Wednesday, 30 May 2012

The Day It All Began To Go Wrong

The web still amazes, information that might never have accessed or would have taken months to discover and beg or borrow a copy can just pop up or there is someone that knows.

The date is Thursday 5th May 1955 when in Europe the Federal Republic of Germany, the West, formed in 1949 under Allied tutelage became a sovereign state, member of NATO and was admitted, more or less, to the family of nations, although with strictly limited military capacity.

In July 1945 units from the 7th Armoured Division, shoulder flash the Desert Rat had paraded in Berlin as the representatives of the British Army before the Allied leaders, Churchill personally commended them.  In May 1955 because of Berlin’s different status surrounded by the Soviet controlled Eastern Zone there was no parading.

In fact the ending of the British Army of Occupation and the others was all quite low key and officially little was made of it.  The 7th Armoured Division General Staff had other ideas and paraded at their own headquarters in Verden with detachments from the various units if the Division.

This was not quite as low key as it seems, not only was The Royal Dragoons, now part of the Blues and Royals Household Cavalry there but also the Fourth Hussars, whose Colonel in Chief was Sir Winston Churchill who had been Prime Minister until 7th April 1955.

Just after 1945 there had been some debate about what was to be done about Germany.  One extreme idea from some in the USA was that it should be “pastoralised”, meaning that it more or less should be all farmland.

Another was that it should revert to the pre 1871 collection of separate small states and forbidden to reunite.  Each of these states would have a foreign supervisor to control it.

These ideas were scuppered by the Cold War, the Iron Curtain and the hostility between the West and the Soviet Union and its client states.  Something of a united Germany was necessary as a bulwark although dependent on NATO forces. 

But from 5th May 1955 day Western Germany was free to purse its own economic policies and was not involved to any great extent in all the world affairs that demanded that the UK and others commit huge efforts and military involvement, all at a cost.

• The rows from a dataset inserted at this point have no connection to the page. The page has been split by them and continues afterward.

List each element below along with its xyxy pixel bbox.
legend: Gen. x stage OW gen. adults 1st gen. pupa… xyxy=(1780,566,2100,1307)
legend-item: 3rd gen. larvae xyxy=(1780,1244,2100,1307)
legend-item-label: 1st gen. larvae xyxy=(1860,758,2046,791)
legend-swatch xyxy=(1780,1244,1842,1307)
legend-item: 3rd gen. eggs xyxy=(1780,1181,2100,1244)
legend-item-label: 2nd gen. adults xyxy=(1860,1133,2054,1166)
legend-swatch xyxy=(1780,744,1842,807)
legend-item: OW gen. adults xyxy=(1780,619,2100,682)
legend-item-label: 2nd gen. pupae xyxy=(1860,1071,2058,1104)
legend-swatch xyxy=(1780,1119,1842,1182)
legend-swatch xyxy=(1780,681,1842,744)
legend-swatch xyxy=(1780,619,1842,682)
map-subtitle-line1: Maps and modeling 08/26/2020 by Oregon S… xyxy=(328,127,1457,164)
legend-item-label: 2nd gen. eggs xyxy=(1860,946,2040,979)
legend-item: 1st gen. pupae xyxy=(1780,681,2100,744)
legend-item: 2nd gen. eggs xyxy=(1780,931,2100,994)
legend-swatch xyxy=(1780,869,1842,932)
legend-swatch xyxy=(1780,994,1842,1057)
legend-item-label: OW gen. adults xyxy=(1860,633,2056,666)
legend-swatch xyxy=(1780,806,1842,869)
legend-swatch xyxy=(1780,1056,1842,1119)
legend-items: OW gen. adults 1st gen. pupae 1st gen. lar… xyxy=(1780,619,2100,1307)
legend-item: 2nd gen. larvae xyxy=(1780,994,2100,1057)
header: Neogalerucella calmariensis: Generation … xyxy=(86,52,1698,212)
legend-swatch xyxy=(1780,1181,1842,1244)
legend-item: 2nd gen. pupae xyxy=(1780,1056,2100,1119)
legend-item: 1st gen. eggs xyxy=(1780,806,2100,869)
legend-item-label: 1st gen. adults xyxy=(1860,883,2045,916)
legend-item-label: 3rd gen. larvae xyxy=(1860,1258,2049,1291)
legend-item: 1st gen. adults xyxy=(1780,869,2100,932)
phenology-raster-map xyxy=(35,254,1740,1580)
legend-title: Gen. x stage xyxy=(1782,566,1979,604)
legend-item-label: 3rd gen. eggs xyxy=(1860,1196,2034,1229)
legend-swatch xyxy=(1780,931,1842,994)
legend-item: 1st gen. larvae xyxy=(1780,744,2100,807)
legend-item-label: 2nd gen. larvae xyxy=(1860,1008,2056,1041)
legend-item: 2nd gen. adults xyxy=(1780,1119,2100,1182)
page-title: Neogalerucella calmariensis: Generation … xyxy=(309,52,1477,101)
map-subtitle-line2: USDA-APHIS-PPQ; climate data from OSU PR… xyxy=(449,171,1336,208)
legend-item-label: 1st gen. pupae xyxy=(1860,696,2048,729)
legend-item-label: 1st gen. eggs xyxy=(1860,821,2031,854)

After all, it was politics and power around the world that matters, not economics.  So by nearly twenty years later the UK was scrambling to be admitted to the newly developed European Common Market on almost any terms because of the disastrous state of its economy and its consequential inability to govern.

As the Common Market developed with France and Germany at the centre, despite all our claims and posturing to be at “the heart of Europe” the growth and capability of the newly founded German economy, largely free of the international burdens and any of the fall out from Empire endured by France and the UK.

This led to the foundation of the European Monetary System (EMS) in 1979 and as far as money matters were concerned the Germans were very much at the centre and if not in control could not be controlled.

The politicians wanted to drive on to a Federal Europe.  After the reuniting of East and West Germany stresses developed, notably because Italy in particular and others had not been minding their monetary affairs wisely, the EMS blew fuses in 1992.  One effect was to cause long term damage to the credibility of the UK Conservative party.

The upshot of this was the political decision to create a single money system.  So the Euro came into being on 1st January 1999 with German and the European Central Bank very much at the helm.  Whilst the Goldilocks economy, pumped up by vast credit expansion, lasted, all was well. 

Germany only needed to have a light hand on the tiller and the EU could go on with the charade of ever increasing spending and commitments and mutual back scratching because the money always flowed according to the whims of the governments.

Now there is another breakdown and all is uncertain.  But if any state in Europe is to have the final say and assume control of the economies of the Euro Zone then it will be Germany.  Possibly the first Target For Tonight will be the financial sector notably the problems perceived by the failures of control and laxity of the City of London.

Meanwhile the remnants of the British Army will soon be repatriated from Germany.  Amongst them will be the 7th Armoured Brigade who retained the right to use of the Desert Rat after the disbandment of the Division in the late 1950’s. 

Will they parade when they leave or will they just skulk off to the ferries?  Will they then be disbanded because there is nowhere for them to go in the UK?